Using soccer to serve: Former USWNT players visit Canada as Sports EnvoysJuly 21st, 2015 by Brian Canever in Women's Empowerment, Envoys
While the United States women’s national soccer team was focused on winning a historic third Women’s World Cup (WWC) trophy on the field in Canada, two former USWNT players were busy on the ground promoting soccer among Aboriginal Canadians.
Mary Harvey, a goalkeeper at the first WWC in 1991, and Lori Lindsey, who appeared in the 2011 tournament, were in various regions of the country from June 15 to 27 as Sports Envoys commissioned by the U.S. Department of State SportsUnited division.
“Whether it’s aboriginal communities in Canada or urban youth in Paris and Brazil, the sport of soccer is bringing everyone together,” said Lindsey, a veteran of 31 caps with the Stars & Stripes. “Just to see how sport can bring different cultures onto the same page, it was a very exciting opportunity for me.“
Lindsey arrived in Canada five days before Harvey and spent her first three days in Vancouver hosting clinics for girls from MacDonald Elementary School, Britannia Elementary School, and Britannia Secondary, focusing on the aboriginal population there.

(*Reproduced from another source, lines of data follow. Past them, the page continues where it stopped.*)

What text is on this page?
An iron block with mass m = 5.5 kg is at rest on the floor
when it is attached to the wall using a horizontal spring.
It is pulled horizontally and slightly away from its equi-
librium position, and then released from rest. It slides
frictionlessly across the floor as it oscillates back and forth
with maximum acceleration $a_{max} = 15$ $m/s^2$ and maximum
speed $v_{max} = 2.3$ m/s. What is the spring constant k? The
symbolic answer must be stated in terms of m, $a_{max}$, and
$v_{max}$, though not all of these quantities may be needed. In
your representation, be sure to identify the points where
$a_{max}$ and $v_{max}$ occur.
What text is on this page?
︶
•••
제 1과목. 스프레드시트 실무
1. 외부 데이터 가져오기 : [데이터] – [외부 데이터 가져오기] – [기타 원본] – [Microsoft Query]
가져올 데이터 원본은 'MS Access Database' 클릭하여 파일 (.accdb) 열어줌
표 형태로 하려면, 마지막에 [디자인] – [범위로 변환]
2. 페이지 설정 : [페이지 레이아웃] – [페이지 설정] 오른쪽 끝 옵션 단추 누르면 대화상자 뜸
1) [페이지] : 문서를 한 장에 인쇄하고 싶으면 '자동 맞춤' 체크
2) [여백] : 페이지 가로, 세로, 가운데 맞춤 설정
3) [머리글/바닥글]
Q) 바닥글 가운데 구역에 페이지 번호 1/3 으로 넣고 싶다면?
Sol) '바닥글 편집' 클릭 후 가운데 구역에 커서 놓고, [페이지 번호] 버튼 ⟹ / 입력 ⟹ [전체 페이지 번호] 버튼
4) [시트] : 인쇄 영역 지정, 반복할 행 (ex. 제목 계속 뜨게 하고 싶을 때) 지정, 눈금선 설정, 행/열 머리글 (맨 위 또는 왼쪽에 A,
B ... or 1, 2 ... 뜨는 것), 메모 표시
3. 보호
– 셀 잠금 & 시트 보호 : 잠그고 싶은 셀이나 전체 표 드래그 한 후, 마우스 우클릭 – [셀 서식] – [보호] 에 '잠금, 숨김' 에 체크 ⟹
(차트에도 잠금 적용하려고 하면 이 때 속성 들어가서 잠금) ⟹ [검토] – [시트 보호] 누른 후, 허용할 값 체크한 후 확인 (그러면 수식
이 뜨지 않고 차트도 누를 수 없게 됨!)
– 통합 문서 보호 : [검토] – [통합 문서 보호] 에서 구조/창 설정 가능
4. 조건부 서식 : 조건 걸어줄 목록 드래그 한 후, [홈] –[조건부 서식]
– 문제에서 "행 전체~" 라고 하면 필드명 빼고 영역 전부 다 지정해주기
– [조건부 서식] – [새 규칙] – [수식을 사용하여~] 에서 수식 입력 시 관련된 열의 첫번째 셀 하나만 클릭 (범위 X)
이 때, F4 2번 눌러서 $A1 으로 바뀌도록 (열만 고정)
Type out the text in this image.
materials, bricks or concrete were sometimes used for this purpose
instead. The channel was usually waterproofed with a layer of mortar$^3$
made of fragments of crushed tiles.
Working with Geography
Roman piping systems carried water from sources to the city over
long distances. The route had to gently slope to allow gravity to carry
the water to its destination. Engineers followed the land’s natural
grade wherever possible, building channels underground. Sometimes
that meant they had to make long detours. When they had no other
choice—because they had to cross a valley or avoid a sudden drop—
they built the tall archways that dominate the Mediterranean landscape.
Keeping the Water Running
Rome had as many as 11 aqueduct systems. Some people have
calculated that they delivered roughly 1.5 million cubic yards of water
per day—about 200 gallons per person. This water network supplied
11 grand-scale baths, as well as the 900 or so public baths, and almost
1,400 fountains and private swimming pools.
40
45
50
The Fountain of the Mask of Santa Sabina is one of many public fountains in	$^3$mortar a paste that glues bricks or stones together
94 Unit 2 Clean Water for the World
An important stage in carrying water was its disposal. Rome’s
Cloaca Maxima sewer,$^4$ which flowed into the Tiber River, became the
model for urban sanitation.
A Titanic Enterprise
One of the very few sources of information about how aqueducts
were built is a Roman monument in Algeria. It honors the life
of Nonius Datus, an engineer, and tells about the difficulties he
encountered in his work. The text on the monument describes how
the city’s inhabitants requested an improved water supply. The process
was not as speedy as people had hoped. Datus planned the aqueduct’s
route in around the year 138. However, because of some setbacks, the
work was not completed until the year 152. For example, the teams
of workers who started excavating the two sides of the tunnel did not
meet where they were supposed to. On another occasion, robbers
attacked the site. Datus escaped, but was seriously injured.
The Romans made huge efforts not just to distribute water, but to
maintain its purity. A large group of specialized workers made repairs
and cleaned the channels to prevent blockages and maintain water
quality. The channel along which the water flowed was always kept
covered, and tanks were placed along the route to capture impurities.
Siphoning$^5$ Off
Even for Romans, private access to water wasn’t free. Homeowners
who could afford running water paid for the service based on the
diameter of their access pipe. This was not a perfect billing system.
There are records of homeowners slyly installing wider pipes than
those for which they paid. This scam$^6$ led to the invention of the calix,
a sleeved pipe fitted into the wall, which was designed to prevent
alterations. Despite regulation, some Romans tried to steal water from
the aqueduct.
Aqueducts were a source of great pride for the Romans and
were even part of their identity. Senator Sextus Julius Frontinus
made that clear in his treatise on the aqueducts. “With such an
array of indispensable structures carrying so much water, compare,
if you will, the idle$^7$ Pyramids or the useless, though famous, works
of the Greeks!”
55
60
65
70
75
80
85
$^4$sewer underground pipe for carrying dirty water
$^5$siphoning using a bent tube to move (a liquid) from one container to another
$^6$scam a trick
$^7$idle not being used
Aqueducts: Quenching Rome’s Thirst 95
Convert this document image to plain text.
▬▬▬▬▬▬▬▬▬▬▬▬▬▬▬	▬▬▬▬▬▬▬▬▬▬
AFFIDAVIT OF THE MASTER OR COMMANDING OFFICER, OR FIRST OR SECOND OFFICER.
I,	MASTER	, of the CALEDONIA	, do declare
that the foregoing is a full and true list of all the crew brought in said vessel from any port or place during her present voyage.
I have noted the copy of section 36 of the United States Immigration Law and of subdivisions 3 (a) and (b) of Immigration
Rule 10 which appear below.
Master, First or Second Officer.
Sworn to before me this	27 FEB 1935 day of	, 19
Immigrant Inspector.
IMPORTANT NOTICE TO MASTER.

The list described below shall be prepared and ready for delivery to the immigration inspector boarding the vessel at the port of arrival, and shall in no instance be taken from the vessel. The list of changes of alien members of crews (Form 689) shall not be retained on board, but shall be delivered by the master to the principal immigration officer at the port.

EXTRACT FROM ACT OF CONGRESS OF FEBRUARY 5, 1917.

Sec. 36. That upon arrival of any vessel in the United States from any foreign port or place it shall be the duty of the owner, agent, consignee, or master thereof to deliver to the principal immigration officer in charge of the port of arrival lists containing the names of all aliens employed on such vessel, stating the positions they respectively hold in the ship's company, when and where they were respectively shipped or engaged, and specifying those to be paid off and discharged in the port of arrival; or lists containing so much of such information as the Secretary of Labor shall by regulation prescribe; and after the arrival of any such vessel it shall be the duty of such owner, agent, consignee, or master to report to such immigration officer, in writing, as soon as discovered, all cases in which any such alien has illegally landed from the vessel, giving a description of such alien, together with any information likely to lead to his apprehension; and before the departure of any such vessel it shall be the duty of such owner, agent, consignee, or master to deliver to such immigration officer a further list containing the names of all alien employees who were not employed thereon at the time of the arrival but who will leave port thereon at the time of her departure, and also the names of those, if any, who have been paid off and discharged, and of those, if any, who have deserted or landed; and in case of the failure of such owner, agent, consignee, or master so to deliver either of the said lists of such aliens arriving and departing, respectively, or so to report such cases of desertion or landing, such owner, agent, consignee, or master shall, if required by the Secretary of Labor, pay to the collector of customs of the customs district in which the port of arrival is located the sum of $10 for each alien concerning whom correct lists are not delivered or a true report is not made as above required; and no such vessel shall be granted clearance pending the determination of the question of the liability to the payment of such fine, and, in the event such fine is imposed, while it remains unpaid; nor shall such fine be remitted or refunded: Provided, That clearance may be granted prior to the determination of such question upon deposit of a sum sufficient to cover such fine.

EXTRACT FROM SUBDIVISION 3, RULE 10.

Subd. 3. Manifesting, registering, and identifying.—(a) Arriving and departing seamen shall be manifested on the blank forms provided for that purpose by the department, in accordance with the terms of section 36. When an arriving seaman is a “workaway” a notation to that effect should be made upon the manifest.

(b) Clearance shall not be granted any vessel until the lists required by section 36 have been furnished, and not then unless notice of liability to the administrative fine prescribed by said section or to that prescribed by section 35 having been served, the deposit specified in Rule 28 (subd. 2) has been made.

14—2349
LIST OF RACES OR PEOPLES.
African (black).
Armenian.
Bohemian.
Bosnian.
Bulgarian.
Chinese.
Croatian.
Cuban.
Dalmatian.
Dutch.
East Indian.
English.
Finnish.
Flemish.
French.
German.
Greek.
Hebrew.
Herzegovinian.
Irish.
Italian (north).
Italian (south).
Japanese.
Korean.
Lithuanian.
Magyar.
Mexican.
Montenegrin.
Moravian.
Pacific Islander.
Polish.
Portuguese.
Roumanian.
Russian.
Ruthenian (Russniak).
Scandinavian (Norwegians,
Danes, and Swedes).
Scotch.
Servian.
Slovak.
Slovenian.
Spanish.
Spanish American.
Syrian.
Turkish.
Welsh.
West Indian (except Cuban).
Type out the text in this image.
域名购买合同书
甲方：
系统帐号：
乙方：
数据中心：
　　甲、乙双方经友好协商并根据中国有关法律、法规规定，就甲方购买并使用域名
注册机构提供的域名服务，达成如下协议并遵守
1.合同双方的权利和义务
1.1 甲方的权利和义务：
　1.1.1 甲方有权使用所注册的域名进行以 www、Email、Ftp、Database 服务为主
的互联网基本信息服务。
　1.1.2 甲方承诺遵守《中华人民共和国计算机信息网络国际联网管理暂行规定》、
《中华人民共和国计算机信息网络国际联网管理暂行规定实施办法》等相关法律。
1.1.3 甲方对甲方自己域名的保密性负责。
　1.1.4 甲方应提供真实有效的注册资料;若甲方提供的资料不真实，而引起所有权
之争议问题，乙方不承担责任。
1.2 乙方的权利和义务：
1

She then traveled more than 1,400 miles north to Yellowknife, capital city of the Northwest Territories, and the smaller communities of Fort Providence and Behchoko outside of the city, where she hosted several more clinics.
According to official census data from 2011, Aboriginal Canadians make up 4.3 percent of the country’s population (1.4 million people). In the Northwest Territories, indigenous groups make up half the population: 31 percent First Nations, 10 percent Métis, eight percent Inuit, and less than one percent from other groups.
Many Aboriginal Canadians experience harsh conditions daily, brought on by poverty and discrimination. A United Nations report from July 2014 found “the well-being gap between aboriginal and non-aboriginal people in Canada has not narrowed over the past several years,” and that indigenous women and girls are especially vulnerable to abuse. According to the report, significant distrust exists among indigenous peoples towards the government at both federal and provincial levels.
Lindsey witnessed these circumstances first-hand, but was glad to be a part of government-supported efforts to make a constructive impact in the lives of indigenous girls; even if many of these girls lacked a clear understanding of soccer and the importance of the WWC happening in their country.
“Sometimes, the girls thought I was actually Megan Rapinoe, and some people thought I was Sophie Schmidt from the Canada team,” Lindsey laughs. “In some of the smaller communities, I don’t know that they grasped what me being on the women’s national team was like, they were just excited to have somebody there.”
Lindsey brought a clear message to the girls: “Whether you play sports at a high level or not, that’s not the point. Just to live a healthy life, full of confidence, and to stand up for what’s right in whichever path you go down in the future, that’s what really matters.”
Harvey, who was in Thunder Bay, Armstrong and McGill University in Montreal from June 20 to 27, worked with approximately 1000 girls in skills clinics, giving presentations and listening to participants describe their experiences in sports. It was her third time as a Sports Envoy, after partnering with the U.S. DOS for international trips to Iraq and Jordan in 2013 and 2014, respectively.
“Canada is no stranger to women’s soccer,” Harvey said. “They’ve developed women’s soccer programs throughout the country. This project was more in line with reaching out to groups where access to organized soccer isn’t quite as developed. It was an opportunity to reach some groups that haven’t been as exposed.”
Formerly a director in development at FIFA headquarters in Switzerland, and CEO of the Women’s Professional Soccer (WPS) in the United States, Harvey has long been involved with expanding soccer’s global footprint. As a veteran of the first-ever WWC, she also has seen how quickly things can progress over the course of 20 years.
“Some of these girls I worked with would look at what the U.S. has achieved in women’s soccer and believe they could never do it,” Harvey said. “Being one of the old guard, allows me the perspective to demystify it. ‘Let me describe what things were like in 1985, and show that it is achievable.’ And then they can really believe they have some control in changing things.”
Harvey shared stories from her playing career with the girls. She talked about how sport taught her the importance of bouncing back from moments of adversity. In the 1991 WWC Final, Harvey committed a costly mistake that led Norway to tie the game. In the second half, however, she came out determined and turned the U.S. goal into a fortress as her team won.
“In life, it’s inevitable that mistakes happen,” Harvey told the girls. “But know that even though it’s bad and your afraid of the consequences, you’re learning something important and valuable that will help you in life.”
At lunch after one of her sessions at McGill University, Harvey spoke with several of the teachers from one of the after-school programs, and was delighted to receive encouraging feedback that her words really were making an impact.
“The teachers were blown away by how engaged the girls were and how they took it all in,” Harvey said. “They didn’t even think the girls liked soccer based on previous experiences: ‘I’ve never seen them light up like this around sports activities that we do,’ they told me.”